To further accentuate the great season Alexander had, advanced analytics loved him. The stat I love to focus on here is gmLI — or game-entering Leverage Index. It measures how intense the situations are when a reliever enters the game. Alexander’s gmLI in 2017 was 1.60, which is considerably higher than the league average of 1.00. This means that, on average, the Royals used him in higher leverage situations than normal. So if it seems like he was extremely reliable, that is because he was.
In fact, out of all pitchers in the MLB who had a gmLI at or above 1.60, are still on their rookie contract and pitched more than 60 innings, only one had a lower ERA than Alexander. That distinction is held by Corey Knebel, who notched 39 saves for the Milwaukee Brewers and was elected an All-Star.
Another stat that will make your eyes pop is Alexander’s ground-ball percentage. This number is simply the percentage of all balls put in play that are hit on the ground.

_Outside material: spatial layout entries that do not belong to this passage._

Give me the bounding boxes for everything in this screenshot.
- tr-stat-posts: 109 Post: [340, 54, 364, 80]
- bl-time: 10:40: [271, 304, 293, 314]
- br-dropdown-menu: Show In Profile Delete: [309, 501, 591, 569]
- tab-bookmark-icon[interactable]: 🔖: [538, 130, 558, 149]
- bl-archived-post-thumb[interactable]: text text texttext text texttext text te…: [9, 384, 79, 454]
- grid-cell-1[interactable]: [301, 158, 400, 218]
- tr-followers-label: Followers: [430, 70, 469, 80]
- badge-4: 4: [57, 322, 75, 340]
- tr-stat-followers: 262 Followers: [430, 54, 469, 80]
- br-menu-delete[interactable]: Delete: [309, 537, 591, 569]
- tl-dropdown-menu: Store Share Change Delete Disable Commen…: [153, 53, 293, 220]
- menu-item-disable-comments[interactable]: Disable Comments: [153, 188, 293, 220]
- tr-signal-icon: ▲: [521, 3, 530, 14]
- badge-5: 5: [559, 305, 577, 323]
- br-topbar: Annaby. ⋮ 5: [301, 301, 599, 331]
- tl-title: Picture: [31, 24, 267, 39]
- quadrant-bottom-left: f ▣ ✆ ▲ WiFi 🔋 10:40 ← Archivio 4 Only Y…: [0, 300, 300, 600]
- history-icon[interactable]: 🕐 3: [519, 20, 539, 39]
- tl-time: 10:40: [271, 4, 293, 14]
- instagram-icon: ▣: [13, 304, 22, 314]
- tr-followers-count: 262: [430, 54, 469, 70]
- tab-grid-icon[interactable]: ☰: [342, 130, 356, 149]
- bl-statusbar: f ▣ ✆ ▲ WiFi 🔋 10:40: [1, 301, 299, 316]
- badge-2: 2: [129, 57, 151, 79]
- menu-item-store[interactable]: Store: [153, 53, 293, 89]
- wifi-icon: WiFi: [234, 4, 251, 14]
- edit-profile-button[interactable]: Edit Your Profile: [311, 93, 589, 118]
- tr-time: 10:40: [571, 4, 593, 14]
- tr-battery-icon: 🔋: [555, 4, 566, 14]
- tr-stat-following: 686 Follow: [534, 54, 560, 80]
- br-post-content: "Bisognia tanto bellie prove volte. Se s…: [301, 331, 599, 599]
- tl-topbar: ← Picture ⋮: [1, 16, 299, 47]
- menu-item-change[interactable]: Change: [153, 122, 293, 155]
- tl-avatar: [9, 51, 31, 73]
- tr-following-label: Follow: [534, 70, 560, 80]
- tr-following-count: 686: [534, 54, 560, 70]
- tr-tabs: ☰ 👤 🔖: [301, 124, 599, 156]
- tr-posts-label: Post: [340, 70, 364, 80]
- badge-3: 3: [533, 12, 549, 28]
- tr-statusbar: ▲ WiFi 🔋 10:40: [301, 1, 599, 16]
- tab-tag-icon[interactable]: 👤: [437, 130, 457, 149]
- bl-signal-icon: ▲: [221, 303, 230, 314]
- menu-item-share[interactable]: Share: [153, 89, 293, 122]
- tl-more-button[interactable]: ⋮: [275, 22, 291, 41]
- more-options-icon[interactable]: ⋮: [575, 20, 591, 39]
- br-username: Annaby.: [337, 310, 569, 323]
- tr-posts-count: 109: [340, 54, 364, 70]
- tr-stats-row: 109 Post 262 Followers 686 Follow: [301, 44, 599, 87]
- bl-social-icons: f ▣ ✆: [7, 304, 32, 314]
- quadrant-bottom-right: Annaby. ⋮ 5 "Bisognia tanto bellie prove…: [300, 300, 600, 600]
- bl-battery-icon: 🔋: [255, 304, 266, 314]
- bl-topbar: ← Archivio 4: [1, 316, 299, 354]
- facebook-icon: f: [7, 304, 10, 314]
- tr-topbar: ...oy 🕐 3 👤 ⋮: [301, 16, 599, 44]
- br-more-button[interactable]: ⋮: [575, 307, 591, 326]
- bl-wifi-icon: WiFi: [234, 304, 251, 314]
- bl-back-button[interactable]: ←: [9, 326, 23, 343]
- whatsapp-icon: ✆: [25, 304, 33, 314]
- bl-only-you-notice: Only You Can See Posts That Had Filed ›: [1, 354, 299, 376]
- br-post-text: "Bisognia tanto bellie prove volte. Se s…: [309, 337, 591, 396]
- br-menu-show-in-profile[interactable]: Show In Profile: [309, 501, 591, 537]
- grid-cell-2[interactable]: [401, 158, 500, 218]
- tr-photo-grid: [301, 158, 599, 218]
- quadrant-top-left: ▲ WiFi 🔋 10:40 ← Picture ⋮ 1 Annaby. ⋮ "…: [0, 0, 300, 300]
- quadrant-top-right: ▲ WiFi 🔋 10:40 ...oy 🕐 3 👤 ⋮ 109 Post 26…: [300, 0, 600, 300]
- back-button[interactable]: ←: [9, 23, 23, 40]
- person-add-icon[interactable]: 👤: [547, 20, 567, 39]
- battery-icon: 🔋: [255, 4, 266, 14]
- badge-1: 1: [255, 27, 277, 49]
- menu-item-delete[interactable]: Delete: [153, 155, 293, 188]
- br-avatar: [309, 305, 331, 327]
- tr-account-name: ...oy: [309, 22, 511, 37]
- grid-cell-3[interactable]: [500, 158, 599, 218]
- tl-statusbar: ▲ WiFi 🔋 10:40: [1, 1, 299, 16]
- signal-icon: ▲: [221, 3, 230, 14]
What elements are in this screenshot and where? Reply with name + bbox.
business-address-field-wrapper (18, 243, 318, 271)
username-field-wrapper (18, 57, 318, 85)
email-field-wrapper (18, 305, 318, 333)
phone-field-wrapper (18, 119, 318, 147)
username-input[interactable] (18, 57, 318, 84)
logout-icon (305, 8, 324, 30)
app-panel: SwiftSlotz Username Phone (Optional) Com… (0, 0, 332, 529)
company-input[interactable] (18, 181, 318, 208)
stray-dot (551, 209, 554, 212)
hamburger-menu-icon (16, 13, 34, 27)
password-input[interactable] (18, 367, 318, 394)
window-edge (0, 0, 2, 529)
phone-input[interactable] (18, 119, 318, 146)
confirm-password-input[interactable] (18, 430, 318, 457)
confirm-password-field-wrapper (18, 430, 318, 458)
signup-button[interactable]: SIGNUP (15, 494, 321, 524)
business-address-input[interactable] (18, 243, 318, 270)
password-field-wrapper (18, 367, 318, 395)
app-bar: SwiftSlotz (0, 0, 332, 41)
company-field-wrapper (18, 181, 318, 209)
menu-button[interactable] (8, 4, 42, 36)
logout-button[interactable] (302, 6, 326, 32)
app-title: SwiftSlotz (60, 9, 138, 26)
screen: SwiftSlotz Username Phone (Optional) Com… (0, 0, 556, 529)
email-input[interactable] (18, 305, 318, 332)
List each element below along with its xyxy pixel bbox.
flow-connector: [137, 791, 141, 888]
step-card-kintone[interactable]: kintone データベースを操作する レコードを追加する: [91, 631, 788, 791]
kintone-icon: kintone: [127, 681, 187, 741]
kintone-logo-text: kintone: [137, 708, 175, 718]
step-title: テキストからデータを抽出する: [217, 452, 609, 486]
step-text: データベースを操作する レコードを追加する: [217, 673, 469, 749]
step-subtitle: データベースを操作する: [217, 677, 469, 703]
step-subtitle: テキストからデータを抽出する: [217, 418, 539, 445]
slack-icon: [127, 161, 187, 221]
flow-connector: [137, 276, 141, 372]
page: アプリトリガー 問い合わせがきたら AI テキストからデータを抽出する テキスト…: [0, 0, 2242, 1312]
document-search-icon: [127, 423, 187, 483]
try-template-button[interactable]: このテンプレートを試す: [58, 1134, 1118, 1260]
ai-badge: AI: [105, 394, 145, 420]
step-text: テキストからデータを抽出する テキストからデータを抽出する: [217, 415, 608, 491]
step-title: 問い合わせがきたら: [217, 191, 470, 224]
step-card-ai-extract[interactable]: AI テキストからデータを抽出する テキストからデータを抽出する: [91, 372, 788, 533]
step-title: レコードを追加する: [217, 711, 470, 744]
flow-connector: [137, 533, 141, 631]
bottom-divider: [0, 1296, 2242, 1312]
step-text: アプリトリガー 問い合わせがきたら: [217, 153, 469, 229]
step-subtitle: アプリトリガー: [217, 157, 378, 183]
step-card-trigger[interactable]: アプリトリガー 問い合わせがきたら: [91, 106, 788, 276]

Out of everyone who pitched a mere two innings or more, he led the majors with a 73.8 percent ground-ball rate. This translates well to inducing double plays, which seems to be a common occurrence for him. In other words, Alexander posed a value nearly unmatched by any other reliever in 2017.
If a team needs someone, especially a lefty, to come out of the bullpen and get you out of danger, this could be one of the best options. These statistics, coupled with several years of team control, display why teams close to the top of the league may want to trade for a guy like Alexander.